With just days to go before the 2014 Referendum, the campaign for Scotland’s future remains on a knife edge. Years of lobbying on both sides will very shortly come to an end and, as Scotland wakes on Friday, she will be met with a new chapter in her history. The figures of Alex Salmond and David Cameron have, rightly or wrongly, become synonymous with the opposing campaigns, yet, in the final days of this most important of weeks, it is worth remembering that Scotland’s search for greater powers has a far longer history than the political careers of these two men. Scottish nationalist organisations have existed in many guises since the nineteenth century. From the National Association for the Vindication of Scottish Rights down to the Scottish National Party, the idea of Scotland having a parliamentary assembly has long been proposed. In the late 1940s it was the Scottish Convention that made the clearest contribution to the national movement. The organisation’s Scottish Covenant—a mass petition demanding a parliament for Scotland ‘within the framework of the United Kingdom’—was introduced in Edinburgh in October 1949. Positive responses to the Covenant were virtually immediate: over 50,000 individuals signed the document within one week.
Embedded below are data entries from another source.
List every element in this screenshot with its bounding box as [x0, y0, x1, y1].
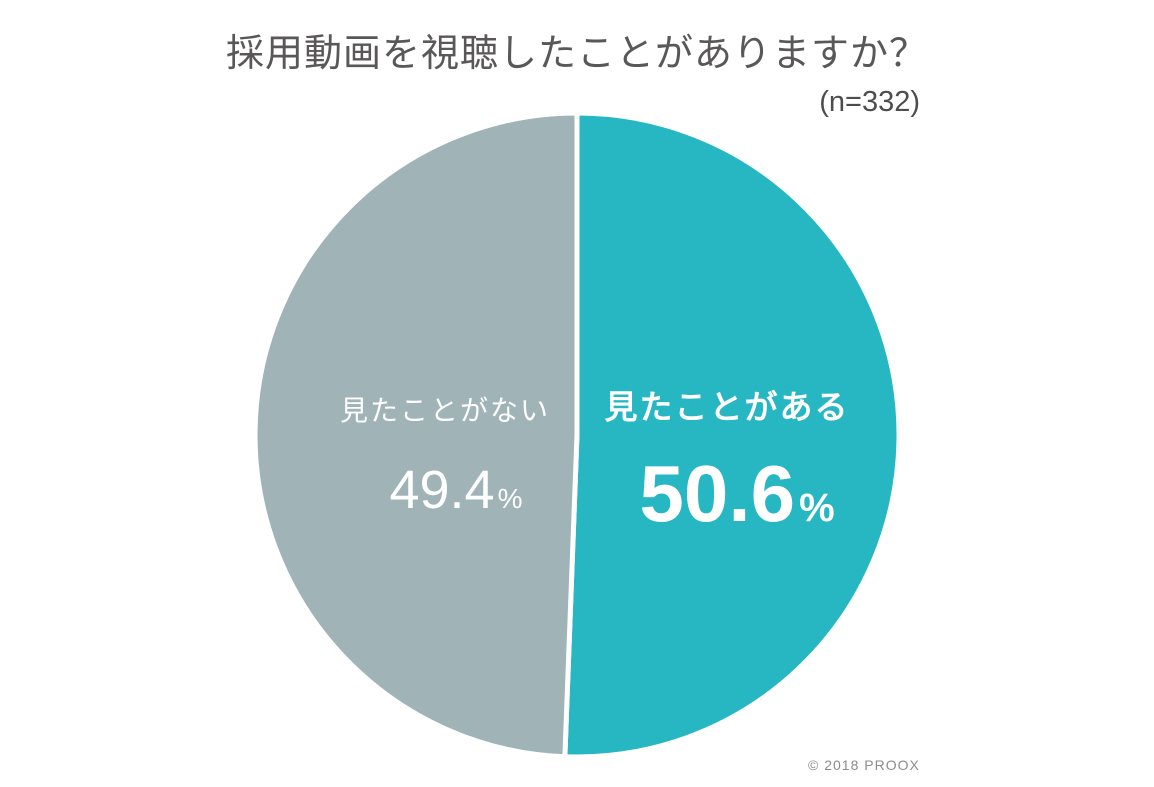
chart-title: 採用動画を視聴したことがありますか？: [225, 33, 928, 75]
slice-percent-have-not-seen: 49.4: [389, 460, 495, 520]
percent-unit-have-not-seen: %: [497, 483, 523, 514]
percent-unit-have-seen: %: [799, 486, 835, 530]
slice-percent-have-seen: 50.6: [639, 449, 796, 538]
sample-size-label: (n=332): [819, 86, 920, 118]
slice-value-have-seen: 50.6%: [639, 454, 834, 534]
pie-slice-have-seen: [562, 110, 902, 760]
pie-slice-have-not-seen: [252, 110, 580, 760]
slice-value-have-not-seen: 49.4%: [389, 463, 522, 517]
slice-label-have-not-seen: 見たことがない: [339, 395, 551, 426]
slice-label-have-seen: 見たことがある: [604, 388, 850, 426]
copyright-text: © 2018 PROOX: [808, 757, 920, 773]
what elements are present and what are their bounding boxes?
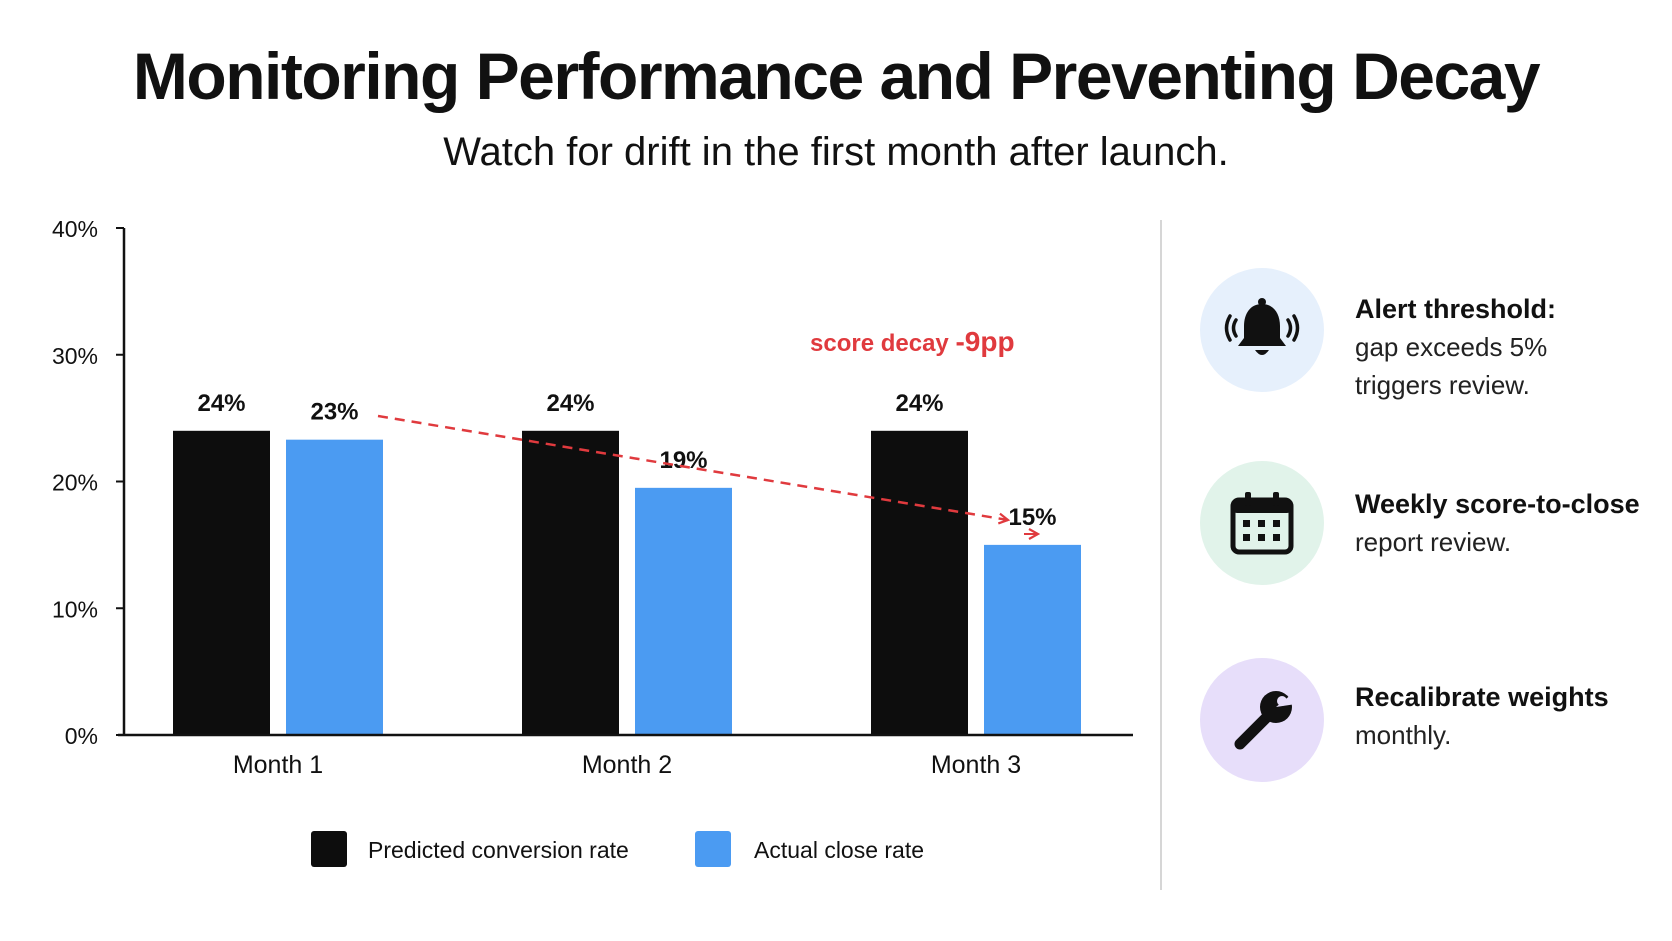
decay-annotation-prefix: score decay — [810, 330, 955, 357]
decay-annotation: score decay -9pp — [810, 326, 1015, 357]
x-category-label: Month 1 — [233, 751, 323, 779]
tip-weekly-review: Weekly score-to-close report review. — [1200, 461, 1660, 591]
y-tick-label: 40% — [52, 216, 98, 242]
bar-predicted — [522, 430, 619, 735]
data-label-predicted: 24% — [895, 390, 943, 417]
tip-recalibrate-heading: Recalibrate weights — [1355, 682, 1609, 712]
bar-actual — [984, 544, 1081, 735]
calendar-icon — [1230, 492, 1294, 555]
tip-weekly-heading: Weekly score-to-close — [1355, 489, 1640, 519]
page-subtitle: Watch for drift in the first month after… — [443, 130, 1229, 174]
legend-label-predicted: Predicted conversion rate — [368, 837, 629, 863]
y-tick-label: 10% — [52, 596, 98, 622]
x-category-label: Month 2 — [582, 751, 672, 779]
bar-actual — [286, 439, 383, 735]
y-tick-label: 30% — [52, 343, 98, 369]
x-category-label: Month 3 — [931, 751, 1021, 779]
tip-recalibrate-body-line-1: monthly. — [1355, 720, 1452, 750]
legend-label-actual: Actual close rate — [754, 837, 924, 863]
bar-chart: 0%10%20%30%40% 24% 23%Month 124%19%Month … — [52, 216, 1133, 867]
bar-predicted — [871, 430, 968, 735]
y-tick-label: 0% — [65, 723, 98, 749]
page-title: Monitoring Performance and Preventing De… — [132, 39, 1541, 113]
bar-predicted — [173, 430, 270, 735]
decay-trend-arrow — [377, 414, 1008, 520]
legend-swatch-actual — [695, 831, 731, 867]
bar-actual — [635, 487, 732, 735]
chart-legend: Predicted conversion rate Actual close r… — [311, 831, 924, 867]
data-label-predicted: 24% — [197, 390, 245, 417]
legend-swatch-predicted — [311, 831, 347, 867]
data-label-actual: 15% — [1008, 504, 1056, 531]
bell-icon — [1224, 298, 1300, 355]
tip-alert-threshold: Alert threshold: gap exceeds 5% triggers… — [1200, 268, 1660, 400]
decay-annotation-value: -9pp — [955, 326, 1014, 357]
tip-weekly-body-line-1: report review. — [1355, 527, 1512, 557]
calendar-icon-circle — [1200, 461, 1324, 585]
data-label-actual: 23% — [310, 399, 358, 426]
tip-alert-heading: Alert threshold: — [1355, 294, 1557, 324]
panel-divider — [1160, 220, 1162, 890]
tip-recalibrate: Recalibrate weights monthly. — [1200, 658, 1660, 788]
tip-alert-body-line-2: triggers review. — [1355, 370, 1530, 400]
wrench-icon-circle — [1200, 658, 1324, 782]
wrench-icon — [1234, 691, 1296, 750]
bell-icon-circle — [1200, 268, 1324, 392]
y-tick-label: 20% — [52, 470, 98, 496]
tip-alert-body-line-1: gap exceeds 5% — [1355, 332, 1548, 362]
data-label-predicted: 24% — [546, 390, 594, 417]
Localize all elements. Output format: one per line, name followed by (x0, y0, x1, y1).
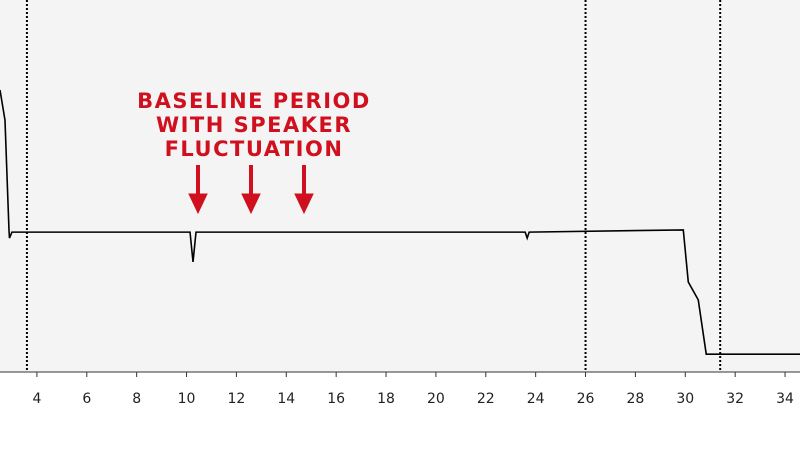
x-tick-label: 8 (132, 391, 141, 407)
arrow-head (241, 193, 261, 215)
x-tick-label: 24 (527, 391, 545, 407)
annotation-line: BASELINE PERIOD (137, 89, 371, 113)
x-tick-label: 12 (227, 391, 245, 407)
annotation-line: FLUCTUATION (165, 137, 344, 161)
x-tick-label: 28 (626, 391, 644, 407)
x-tick-label: 18 (377, 391, 395, 407)
x-tick-label: 34 (776, 391, 794, 407)
x-tick-label: 16 (327, 391, 345, 407)
arrow-head (294, 193, 314, 215)
x-tick-label: 22 (477, 391, 495, 407)
x-tick-label: 30 (676, 391, 694, 407)
plot-area (0, 0, 800, 372)
arrow-head (188, 193, 208, 215)
x-tick-label: 32 (726, 391, 744, 407)
x-tick-label: 6 (82, 391, 91, 407)
x-tick-label: 4 (32, 391, 41, 407)
annotation-arrows (188, 165, 314, 215)
x-tick-label: 20 (427, 391, 445, 407)
data-line (0, 89, 800, 355)
x-tick-label: 10 (178, 391, 196, 407)
x-tick-label: 14 (277, 391, 295, 407)
annotation-line: WITH SPEAKER (156, 113, 352, 137)
x-tick-label: 26 (577, 391, 595, 407)
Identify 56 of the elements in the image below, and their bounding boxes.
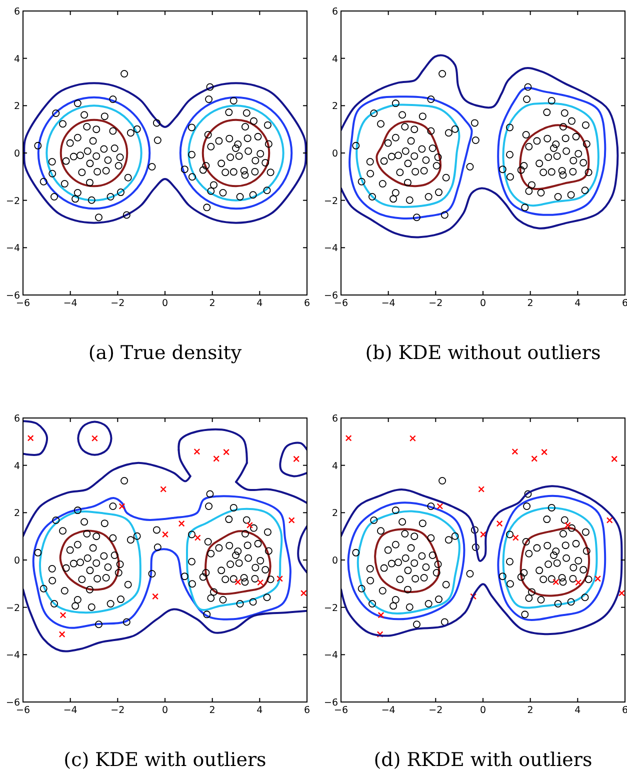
x-tick-label: −2 <box>428 298 443 309</box>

Scotland’s geographical borders could not contain this enthusiasm, and news of the Covenant quickly spread to those settled outside of the homeland. In January 1950, as the total number of signatures was estimated to stand at around 700,000, the Singapore Free Press informed readers of the campaign’s progress, drawing upon romanticised notions of Scotland to do so. ‘A flame of nationalism is at present sweeping Scotland. From castles among the heather covered mountains to the tenements and middle-class homes of the cities, it is spreading like the Fiery Cross which once rallied the scattered clans’ (Singapore Free Press, 3 January 1950). Yet many Scots in Singapore were not content with being passive observers and felt that they had the right to be heard. Early reports in the press illustrate that although they had begun to voice their opinions, the efforts of those Scottish residents were perhaps somewhat muted. ‘Scots here may sign Covenant’, the Straits Times cautiously reported of the movement in May 1950.
However, within a matter of weeks, evidence emerges of more stringent efforts. On the inside page of the Straits Times, amongst advertisements for Harpic cleaner and Alka Seltzer—‘the best relief from that “ache-all-over” feeling’—a short notice could be found, placed by the Singapore St Andrew’s Society. ‘Through the kindness of Robinson & Co., Raffles Square, the Scottish Covenant may now be signed by Scotsmen and Scotswomen interested, whether members of this Society or not’ ( Straits Times, 14 June 1950). Within one month of this advertisement the Singapore Free Press once again picked up on the story, on this occasion reporting that ‘72 Singapore Scotsmen have signed their names to the Scottish Covenant’ (Singapore Free Press, 4 July 1950). Collected in the diaspora, the 72 signatures were then returned to Scotland. However, A.A. Ewing, Chieftain of the St Andrew’s Society, could not guarantee whether the signatures would be ‘included in the desired 2,000,000 names which the Scottish National Assembly hopes to present at Whitehall’. Yet, the value of this collection of names could be counted in other ways. For the Singapore St Andrew’s Society, ‘these signatures will show the Assembly that there is strong sympathy for the movement abroad’. Of course, the fundamental aim of the Scottish Covenant for which there was ‘strong sympathy’ in Singapore was considerably more diluted than the aim of Yes Scotland. Nevertheless, the actions of the ‘72 Singapore Scots’ demonstrates that in the 1950s many Scots, though far from home, had an appetite for change.